Purpose: To evaluate the risk of recurrence of severe placenta-mediated pregnancy complications and compare the efficacy of two different anti-thrombotic regimens in women with a history of late fetal loss without thrombophilia.
Patients and methods: We performed a 10-year retrospective observational study (2008-2018) analyzing a cohort of 128 women who suffered from pregnancy fetal loss (>20 weeks of gestational age) with histological evidence of placental infarction. All the women tested negative for congenital and/or acquired thrombophilia. In their subsequent pregnancies, 55 received prophylaxis with acetylsalicylic acid (ASA) only and 73 received ASA plus low molecular weight heparin (LMWH).
Results: Overall, one-third of all pregnancies (31%) had adverse outcomes related to placental dysfunction: pre-term births (25% <37 weeks, 5.6% <34 weeks), newborns with birth weight <2500 g (17%), and newborns small for gestational age (5%). The prevalence of placental abruption, early and/or severe preeclampsia, and fetal loss >20 weeks were 6%, 5%, and 4% respectively. We found a risk reduction for combination therapy (ASA plus LMWH) compared with ASA alone for delivery <34 weeks (RR 0.11, 95% CI: 0.01-0.95 p = 0.045) and a trend for the prevention of early/severe preeclampsia (RR 0.14, 95% CI: 0.01-1.18, p = 0.0715), while no statistically significant difference was observed for composite outcomes (RR 0.51, 95%CI: 0.22-1.19, p = 0.1242). An absolute risk reduction of 5.31% was observed for the ASA plus LMWH group. Multivariate analysis confirmed a risk reduction for delivery <34 weeks (RR 0.32, 95% CI 0.16-0.96 p = 0.041).
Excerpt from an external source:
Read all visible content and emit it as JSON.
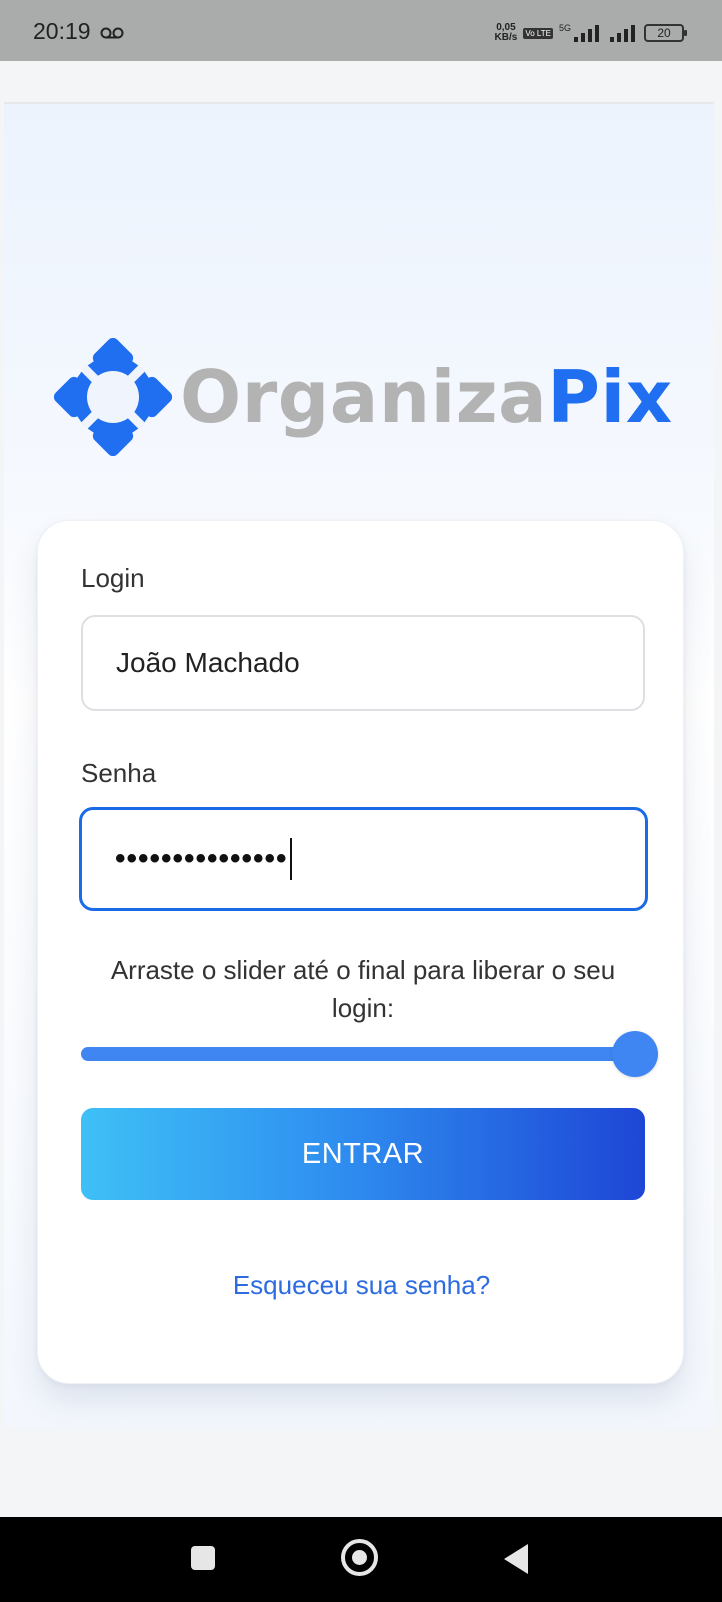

Conclusion: In our study population, the risk of recurrence of placenta-mediated pregnancy complications is substantial, even in the absence of maternal thrombophilic conditions. A reduction of the risk of delivery <34 weeks was detected in the ASA plus LMWH group.
Keywords: Aspirin; heparin; preeclampsia; small for gestational age; stillbirth; thrombophilia.